How We Actually Teach Design

Forget lectures and theory slides. You learn by doing, getting feedback, and doing it again. Here's how that works in practice.

1

Start with Real Problems

Week one, you get a brief from an actual business. Not a made-up scenario from a textbook. Real constraints, real deadlines, real consequences if you miss the point.

2

Research Before Pixels

Nobody opens Figma for at least two weeks. You talk to users, map journeys, find the actual problem you're solving. Most juniors want to jump straight to mockups. That's how you build the wrong thing beautifully.

3

Critique Sessions That Matter

Every Thursday, everyone presents. We tear it apart constructively. You learn more from seeing others get feedback than from your own reviews. Takes thick skin but that's part of the job.

4

Ship Something Real

Final project goes live. Real users interact with it. You see what works and what doesn't. Nothing teaches humility like watching someone struggle with your "intuitive" interface.

Tools and Resources We Actually Use

The software and frameworks that earn their place in our daily workflow. No fluff, no sponsored recommendations.

Prototyping Kit

Figma for high-fidelity work, but honestly? Paper, sharpies, and a phone camera still solve most problems faster. Digital tools come later in the process than you think.

Research Methods

User interviews, usability testing, analytics review. In that order. You need all three. One alone gives you blind spots big enough to drive a truck through.
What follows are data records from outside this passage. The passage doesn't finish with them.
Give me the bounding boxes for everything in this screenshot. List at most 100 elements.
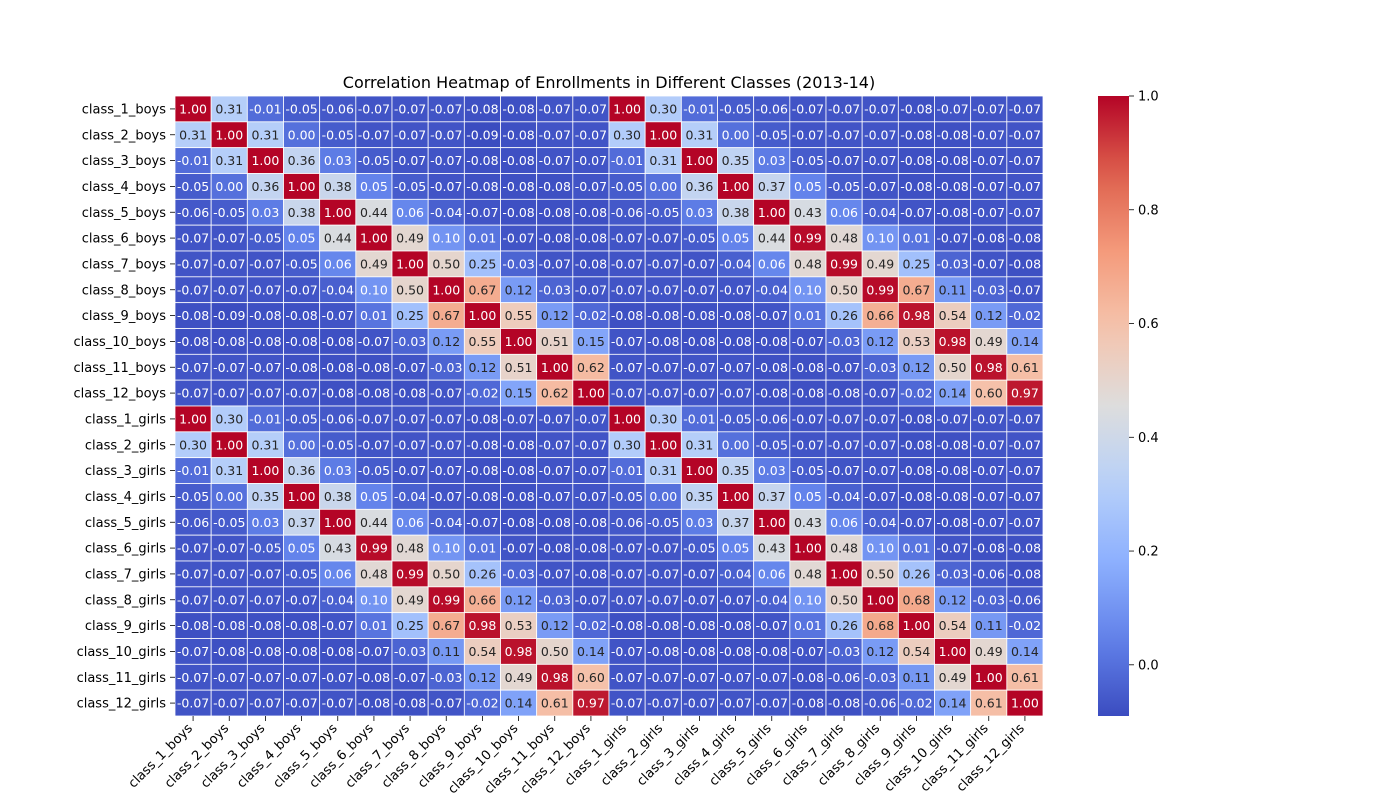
y-tick-label: class_10_girls	[77, 645, 167, 660]
cell-value-label: -0.03	[502, 256, 534, 271]
heatmap-cell	[1006, 405, 1044, 433]
cell-value-label: -0.03	[394, 334, 426, 349]
cell-value-label: 0.03	[758, 153, 786, 168]
heatmap-cell	[825, 276, 863, 304]
cell-value-label: 1.00	[179, 411, 207, 426]
cell-value-label: 1.00	[975, 670, 1003, 685]
cell-value-label: -0.07	[285, 386, 317, 401]
cell-value-label: -0.05	[611, 489, 643, 504]
cell-value-label: -0.07	[792, 101, 824, 116]
heatmap-cell	[608, 638, 646, 665]
cell-value-label: 0.98	[505, 644, 533, 659]
heatmap-cell	[283, 431, 321, 459]
colorbar-tick-label: 1.0	[1138, 90, 1159, 105]
heatmap-cell	[536, 328, 574, 355]
cell-value-label: 0.68	[866, 618, 894, 633]
cell-value-label: -0.07	[177, 566, 209, 581]
cell-value-label: -0.08	[756, 334, 788, 349]
cell-value-label: -0.07	[213, 256, 245, 271]
cell-value-label: 0.48	[794, 256, 822, 271]
cell-value-label: 0.68	[902, 592, 930, 607]
cell-value-label: -0.06	[756, 411, 788, 426]
cell-value-label: -0.03	[539, 282, 571, 297]
heatmap-cell	[500, 663, 538, 691]
cell-value-label: -0.07	[430, 463, 462, 478]
cell-value-label: -0.07	[864, 437, 896, 452]
cell-value-label: -0.07	[936, 541, 968, 556]
heatmap-cell	[427, 276, 465, 304]
heatmap-cell	[825, 560, 863, 588]
cell-value-label: 0.31	[215, 153, 243, 168]
heatmap-cell	[391, 353, 429, 381]
cell-value-label: -0.04	[719, 256, 751, 271]
heatmap-cell	[1006, 379, 1044, 407]
heatmap-cell	[680, 483, 718, 510]
heatmap-cell	[753, 689, 791, 717]
heatmap-cell	[789, 638, 827, 665]
cell-value-label: -0.07	[683, 256, 715, 271]
cell-value-label: 1.00	[794, 541, 822, 556]
cell-value-label: -0.08	[502, 463, 534, 478]
cell-value-label: -0.08	[683, 334, 715, 349]
heatmap-cell	[970, 508, 1008, 536]
heatmap-cell	[210, 328, 248, 355]
cell-value-label: 0.55	[468, 334, 496, 349]
cell-value-label: -0.05	[285, 256, 317, 271]
cell-value-label: -0.08	[502, 205, 534, 220]
cell-value-label: -0.08	[322, 334, 354, 349]
heatmap-cell	[717, 328, 755, 355]
cell-value-label: -0.07	[973, 411, 1005, 426]
cell-value-label: -0.05	[719, 411, 751, 426]
cell-value-label: -0.05	[213, 515, 245, 530]
heatmap-cell	[246, 302, 284, 329]
y-tick-label: class_5_girls	[85, 516, 166, 531]
cell-value-label: -0.03	[936, 256, 968, 271]
heatmap-cell	[970, 198, 1008, 226]
cell-value-label: -0.07	[756, 618, 788, 633]
heatmap-cell	[825, 302, 863, 329]
cell-value-label: -0.05	[285, 101, 317, 116]
cell-value-label: 0.15	[577, 334, 605, 349]
heatmap-cell	[608, 560, 646, 588]
heatmap-cell	[753, 534, 791, 562]
cell-value-label: 0.12	[505, 282, 533, 297]
cell-value-label: 0.01	[360, 308, 388, 323]
heatmap-cell	[717, 121, 755, 149]
cell-value-label: 0.25	[396, 618, 424, 633]
heatmap-cell	[246, 663, 284, 691]
heatmap-cell	[246, 250, 284, 278]
y-tick-label: class_2_girls	[85, 438, 166, 453]
heatmap-cell	[1006, 95, 1044, 123]
cell-value-label: -0.07	[864, 127, 896, 142]
cell-value-label: -0.07	[647, 231, 679, 246]
cell-value-label: 0.60	[577, 670, 605, 685]
heatmap-cell	[644, 534, 682, 562]
cell-value-label: -0.04	[719, 566, 751, 581]
heatmap-cell	[1006, 431, 1044, 459]
heatmap-cell	[717, 689, 755, 717]
heatmap-cell	[572, 663, 610, 691]
heatmap-cell	[210, 198, 248, 226]
cell-value-label: 0.06	[324, 566, 352, 581]
cell-value-label: -0.08	[936, 463, 968, 478]
heatmap-cell	[355, 95, 393, 123]
cell-value-label: -0.07	[430, 437, 462, 452]
heatmap-cell	[427, 689, 465, 717]
cell-value-label: -0.07	[973, 127, 1005, 142]
heatmap-cell	[246, 638, 284, 665]
heatmap-cell	[897, 638, 935, 665]
cell-value-label: -0.08	[611, 618, 643, 633]
heatmap-cell	[608, 121, 646, 149]
cell-value-label: 0.50	[939, 360, 967, 375]
cell-value-label: -0.07	[1009, 153, 1041, 168]
heatmap-cell	[536, 250, 574, 278]
heatmap-cell	[319, 586, 357, 614]
cell-value-label: 0.00	[215, 179, 243, 194]
cell-value-label: -0.07	[430, 411, 462, 426]
cell-value-label: 1.00	[866, 592, 894, 607]
cell-value-label: 1.00	[939, 644, 967, 659]
cell-value-label: -0.07	[322, 618, 354, 633]
cell-value-label: -0.04	[756, 282, 788, 297]
cell-value-label: 0.10	[432, 541, 460, 556]
heatmap-cell	[608, 328, 646, 355]
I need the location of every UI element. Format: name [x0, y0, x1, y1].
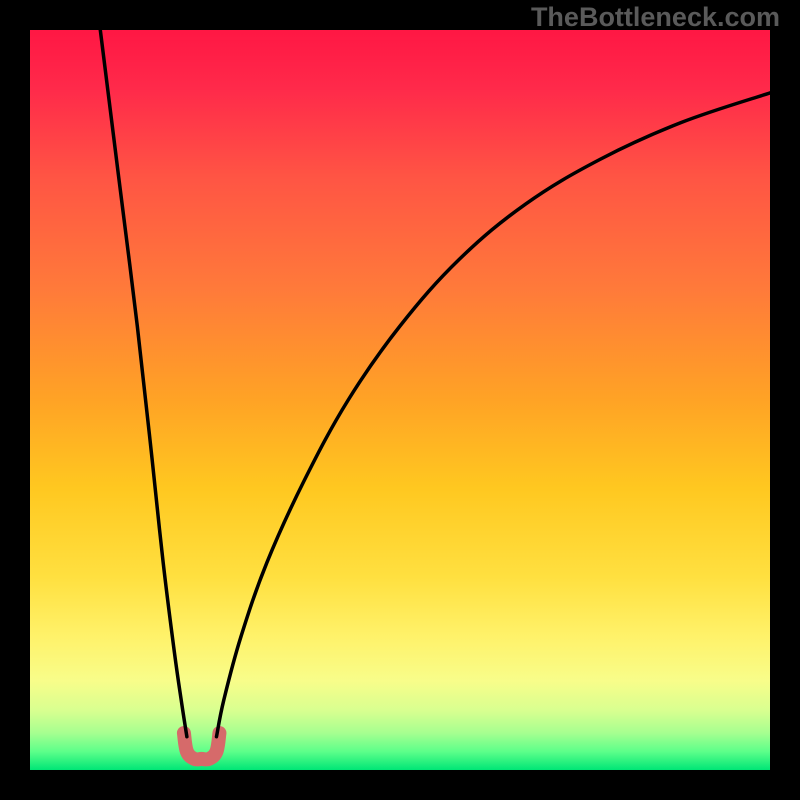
- plot-area: [30, 30, 770, 770]
- watermark-text: TheBottleneck.com: [531, 2, 780, 33]
- curves-layer: [30, 30, 770, 770]
- curve-right: [216, 93, 770, 737]
- figure-root: TheBottleneck.com: [0, 0, 800, 800]
- valley-marker: [184, 733, 220, 759]
- curve-left: [100, 30, 187, 737]
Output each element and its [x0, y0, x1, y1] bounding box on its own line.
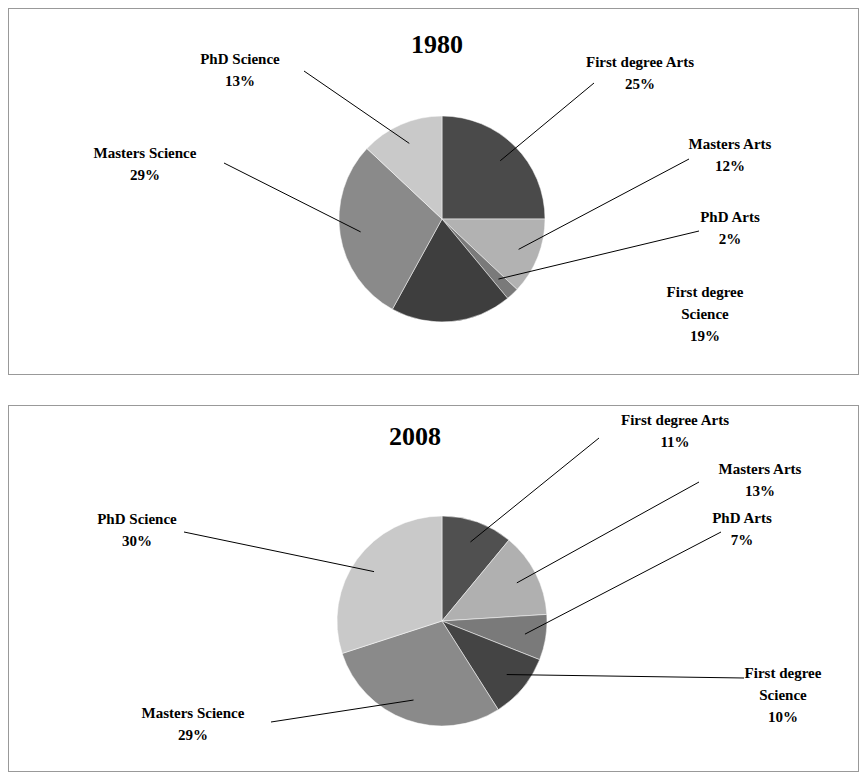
svg-text:First degree Arts11%: First degree Arts11% — [621, 412, 729, 450]
svg-text:Masters Science29%: Masters Science29% — [94, 145, 197, 183]
svg-text:PhD Science13%: PhD Science13% — [200, 51, 280, 89]
svg-text:Masters Science29%: Masters Science29% — [142, 705, 245, 743]
html-text:2008: 2008 — [389, 422, 441, 451]
svg-text:First degree Arts25%: First degree Arts25% — [586, 54, 694, 92]
svg-text:First degreeScience19%: First degreeScience19% — [667, 284, 744, 344]
svg-text:PhD Science30%: PhD Science30% — [97, 511, 177, 549]
svg-text:PhD Arts2%: PhD Arts2% — [700, 209, 760, 247]
svg-text:Masters Arts13%: Masters Arts13% — [719, 461, 802, 499]
svg-text:Masters Arts12%: Masters Arts12% — [689, 136, 772, 174]
html-text:1980: 1980 — [411, 30, 463, 59]
svg-text:PhD Arts7%: PhD Arts7% — [712, 510, 772, 548]
svg-text:First degreeScience10%: First degreeScience10% — [745, 665, 822, 725]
Design system components and patterns library

Component Libraries

Build your own before reaching for Material or Bootstrap. Understanding why those systems work matters more than knowing how to implement them. Steal principles, not pixels.

Accessibility Checkers

WAVE and axe DevTools catch the obvious stuff. But you still need to actually use a screen reader yourself. Automated tools miss context. Your judgement can't be automated yet.